Roasted Leg of Lamb with Port
Yield: Makes 8 servings
- 1 (6-pound) boneless leg of lamb, trimmed
- 6 garlic cloves, pressed
- 1 teaspoon salt
- 1/2 teaspoon pepper
- 1/2 teaspoon ground cardamom
- 1/2 teaspoon ground allspice
- 1 tablespoon vegetable oil
- 1 cup port wine
- 2 cups water
- 1 tablespoon cider vinegar
- 6 (3-inch) cinnamon sticks
- 1 tablespoon whole allspice
- 1 tablespoon all-purpose flour
- Cut slits evenly over lamb roast; insert garlic into slits.
- Combine salt and next 3 ingredients; rub over roast.
- Cook roast in hot oil in a Dutch oven over high heat 5 minutes on each side or until browned.
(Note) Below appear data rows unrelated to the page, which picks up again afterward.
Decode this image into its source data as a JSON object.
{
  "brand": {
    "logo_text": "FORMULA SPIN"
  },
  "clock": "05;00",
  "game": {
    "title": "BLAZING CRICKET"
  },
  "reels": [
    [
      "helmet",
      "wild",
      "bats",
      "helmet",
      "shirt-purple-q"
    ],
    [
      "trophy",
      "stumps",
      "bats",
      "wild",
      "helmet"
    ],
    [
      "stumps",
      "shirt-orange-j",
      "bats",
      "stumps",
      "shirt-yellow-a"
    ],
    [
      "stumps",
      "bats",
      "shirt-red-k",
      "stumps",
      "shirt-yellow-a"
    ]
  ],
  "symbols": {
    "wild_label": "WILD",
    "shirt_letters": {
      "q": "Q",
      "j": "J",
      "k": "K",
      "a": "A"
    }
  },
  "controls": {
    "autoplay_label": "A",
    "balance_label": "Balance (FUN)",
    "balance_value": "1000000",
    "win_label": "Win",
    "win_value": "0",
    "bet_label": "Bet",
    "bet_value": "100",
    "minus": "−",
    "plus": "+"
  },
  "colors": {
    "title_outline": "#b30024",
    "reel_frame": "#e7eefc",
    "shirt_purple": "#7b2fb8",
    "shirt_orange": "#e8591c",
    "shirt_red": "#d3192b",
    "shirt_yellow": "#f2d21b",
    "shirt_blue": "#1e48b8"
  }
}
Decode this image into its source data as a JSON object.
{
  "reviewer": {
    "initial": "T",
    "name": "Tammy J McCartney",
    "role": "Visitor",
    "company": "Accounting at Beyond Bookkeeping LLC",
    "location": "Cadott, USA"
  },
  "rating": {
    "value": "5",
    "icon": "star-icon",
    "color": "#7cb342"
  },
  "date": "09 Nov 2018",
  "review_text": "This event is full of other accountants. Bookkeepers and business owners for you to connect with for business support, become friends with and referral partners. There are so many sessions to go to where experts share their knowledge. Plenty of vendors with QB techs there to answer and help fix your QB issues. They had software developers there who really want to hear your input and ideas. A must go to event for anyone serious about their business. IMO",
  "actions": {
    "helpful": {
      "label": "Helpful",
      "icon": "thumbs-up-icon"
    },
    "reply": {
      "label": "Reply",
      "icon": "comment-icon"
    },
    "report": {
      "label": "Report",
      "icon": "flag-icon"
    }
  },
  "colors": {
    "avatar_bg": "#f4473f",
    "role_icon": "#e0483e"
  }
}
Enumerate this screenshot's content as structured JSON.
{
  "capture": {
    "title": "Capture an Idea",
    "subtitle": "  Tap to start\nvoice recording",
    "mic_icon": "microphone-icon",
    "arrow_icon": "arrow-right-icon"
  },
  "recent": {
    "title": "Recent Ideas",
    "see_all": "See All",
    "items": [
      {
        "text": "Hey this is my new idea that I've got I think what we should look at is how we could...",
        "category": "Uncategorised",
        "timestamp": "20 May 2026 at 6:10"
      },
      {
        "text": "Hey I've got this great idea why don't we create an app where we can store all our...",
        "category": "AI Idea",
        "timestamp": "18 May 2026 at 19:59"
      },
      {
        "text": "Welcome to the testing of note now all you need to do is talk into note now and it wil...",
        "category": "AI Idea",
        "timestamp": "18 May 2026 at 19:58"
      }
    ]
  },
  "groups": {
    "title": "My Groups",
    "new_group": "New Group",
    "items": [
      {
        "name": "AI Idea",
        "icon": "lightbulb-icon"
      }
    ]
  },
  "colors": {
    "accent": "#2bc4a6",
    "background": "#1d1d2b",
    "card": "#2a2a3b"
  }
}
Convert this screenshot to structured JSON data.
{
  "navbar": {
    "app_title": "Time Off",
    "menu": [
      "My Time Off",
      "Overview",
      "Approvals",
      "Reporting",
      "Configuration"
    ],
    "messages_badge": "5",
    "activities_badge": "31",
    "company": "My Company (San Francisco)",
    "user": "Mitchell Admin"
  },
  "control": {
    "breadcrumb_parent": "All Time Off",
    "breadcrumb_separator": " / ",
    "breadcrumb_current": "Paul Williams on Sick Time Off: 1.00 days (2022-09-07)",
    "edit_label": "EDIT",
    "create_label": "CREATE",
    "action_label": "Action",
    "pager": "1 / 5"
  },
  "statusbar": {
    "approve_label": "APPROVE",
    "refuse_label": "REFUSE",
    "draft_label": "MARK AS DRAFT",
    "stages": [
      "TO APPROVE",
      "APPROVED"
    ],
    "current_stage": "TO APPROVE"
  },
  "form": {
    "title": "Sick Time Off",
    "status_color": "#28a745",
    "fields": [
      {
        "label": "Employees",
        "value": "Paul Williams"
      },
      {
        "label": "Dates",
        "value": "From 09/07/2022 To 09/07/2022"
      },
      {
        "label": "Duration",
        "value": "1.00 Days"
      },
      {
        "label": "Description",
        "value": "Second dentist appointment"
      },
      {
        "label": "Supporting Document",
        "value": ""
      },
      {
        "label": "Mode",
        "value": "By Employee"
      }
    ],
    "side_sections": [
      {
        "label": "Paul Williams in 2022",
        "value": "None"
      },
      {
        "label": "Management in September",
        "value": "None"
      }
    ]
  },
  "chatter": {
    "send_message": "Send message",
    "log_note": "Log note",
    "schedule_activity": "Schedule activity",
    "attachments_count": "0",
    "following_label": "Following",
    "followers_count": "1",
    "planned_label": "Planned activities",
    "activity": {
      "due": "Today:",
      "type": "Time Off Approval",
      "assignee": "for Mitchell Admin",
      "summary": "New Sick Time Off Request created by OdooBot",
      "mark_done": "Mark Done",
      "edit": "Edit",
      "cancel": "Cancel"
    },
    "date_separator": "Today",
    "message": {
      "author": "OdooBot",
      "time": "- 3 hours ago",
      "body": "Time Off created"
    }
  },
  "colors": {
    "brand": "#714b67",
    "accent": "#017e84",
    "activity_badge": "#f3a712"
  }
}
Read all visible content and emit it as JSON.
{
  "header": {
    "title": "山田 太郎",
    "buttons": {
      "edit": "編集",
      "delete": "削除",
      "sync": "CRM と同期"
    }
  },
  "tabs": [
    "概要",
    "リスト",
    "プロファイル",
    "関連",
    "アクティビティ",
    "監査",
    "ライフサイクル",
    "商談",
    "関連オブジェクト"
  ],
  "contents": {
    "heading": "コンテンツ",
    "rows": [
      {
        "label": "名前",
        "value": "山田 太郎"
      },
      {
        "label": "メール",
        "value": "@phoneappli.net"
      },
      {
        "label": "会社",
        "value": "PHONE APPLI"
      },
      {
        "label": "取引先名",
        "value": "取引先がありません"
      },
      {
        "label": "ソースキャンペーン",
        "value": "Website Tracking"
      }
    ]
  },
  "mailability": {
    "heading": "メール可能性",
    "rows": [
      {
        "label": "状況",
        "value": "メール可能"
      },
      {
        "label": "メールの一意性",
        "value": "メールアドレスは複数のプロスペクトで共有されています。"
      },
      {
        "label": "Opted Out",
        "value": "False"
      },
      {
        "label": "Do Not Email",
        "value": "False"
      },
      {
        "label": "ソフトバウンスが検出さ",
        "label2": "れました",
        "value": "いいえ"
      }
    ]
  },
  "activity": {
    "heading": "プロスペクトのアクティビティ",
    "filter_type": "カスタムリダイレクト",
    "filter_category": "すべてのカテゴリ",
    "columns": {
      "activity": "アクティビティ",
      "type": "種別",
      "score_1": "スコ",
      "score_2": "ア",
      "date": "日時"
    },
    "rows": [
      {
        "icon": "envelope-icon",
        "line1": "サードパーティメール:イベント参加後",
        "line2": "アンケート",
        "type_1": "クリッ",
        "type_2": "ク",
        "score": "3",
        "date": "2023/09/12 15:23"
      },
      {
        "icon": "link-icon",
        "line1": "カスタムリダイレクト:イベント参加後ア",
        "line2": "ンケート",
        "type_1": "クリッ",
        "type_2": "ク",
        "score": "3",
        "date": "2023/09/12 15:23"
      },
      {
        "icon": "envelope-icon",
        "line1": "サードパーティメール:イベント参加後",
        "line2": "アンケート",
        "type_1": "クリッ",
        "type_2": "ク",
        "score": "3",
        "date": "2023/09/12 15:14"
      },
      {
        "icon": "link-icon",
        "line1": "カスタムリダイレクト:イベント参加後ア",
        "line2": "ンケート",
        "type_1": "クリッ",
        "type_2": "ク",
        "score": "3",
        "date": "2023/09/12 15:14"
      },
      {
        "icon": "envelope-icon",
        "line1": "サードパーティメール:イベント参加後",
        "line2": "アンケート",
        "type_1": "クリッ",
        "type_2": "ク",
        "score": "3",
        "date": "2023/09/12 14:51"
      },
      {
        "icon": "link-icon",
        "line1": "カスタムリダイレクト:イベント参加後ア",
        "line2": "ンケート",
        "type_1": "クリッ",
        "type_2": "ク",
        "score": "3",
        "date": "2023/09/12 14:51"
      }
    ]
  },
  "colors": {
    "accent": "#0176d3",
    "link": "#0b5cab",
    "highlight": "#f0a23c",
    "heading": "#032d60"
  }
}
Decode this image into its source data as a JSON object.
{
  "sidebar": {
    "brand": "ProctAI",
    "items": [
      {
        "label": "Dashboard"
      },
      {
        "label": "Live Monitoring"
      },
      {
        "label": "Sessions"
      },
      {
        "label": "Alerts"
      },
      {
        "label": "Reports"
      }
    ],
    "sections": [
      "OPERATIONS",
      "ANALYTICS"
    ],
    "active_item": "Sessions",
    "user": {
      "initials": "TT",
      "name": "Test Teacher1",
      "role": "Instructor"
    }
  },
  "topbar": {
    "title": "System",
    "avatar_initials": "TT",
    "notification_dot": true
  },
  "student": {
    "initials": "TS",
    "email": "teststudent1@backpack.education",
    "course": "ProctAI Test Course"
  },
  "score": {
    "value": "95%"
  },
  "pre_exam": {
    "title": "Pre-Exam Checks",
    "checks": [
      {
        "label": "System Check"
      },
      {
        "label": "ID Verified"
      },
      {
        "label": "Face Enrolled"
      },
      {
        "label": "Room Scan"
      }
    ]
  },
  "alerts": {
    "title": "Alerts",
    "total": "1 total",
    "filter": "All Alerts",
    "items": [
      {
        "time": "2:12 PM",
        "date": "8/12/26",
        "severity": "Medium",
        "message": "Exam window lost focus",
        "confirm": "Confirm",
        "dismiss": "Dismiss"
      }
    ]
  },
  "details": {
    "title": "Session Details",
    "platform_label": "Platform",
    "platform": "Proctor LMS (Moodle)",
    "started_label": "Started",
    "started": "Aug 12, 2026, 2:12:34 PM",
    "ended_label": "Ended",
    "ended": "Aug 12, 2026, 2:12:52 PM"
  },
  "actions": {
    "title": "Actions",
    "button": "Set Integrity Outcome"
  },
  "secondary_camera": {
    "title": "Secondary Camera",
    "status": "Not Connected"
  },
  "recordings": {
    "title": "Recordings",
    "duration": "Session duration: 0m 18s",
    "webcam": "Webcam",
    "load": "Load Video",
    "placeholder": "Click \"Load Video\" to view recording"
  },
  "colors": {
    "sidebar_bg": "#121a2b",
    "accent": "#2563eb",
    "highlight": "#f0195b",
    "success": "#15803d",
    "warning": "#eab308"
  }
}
Place roast in a roasting pan; add wine, 2 cups water, and next 3 ingredients.
- Bake at 375° for 1 hour and 15 minutes or until a meat thermometer inserted into thickest portion of roast registers 145°. Let stand 10 minutes before slicing. Reserve pan drippings.
- Whisk together pan drippings and flour in a saucepan; cook, whisking constantly, over medium-high heat 7 minutes or until thickened. Spoon over roast.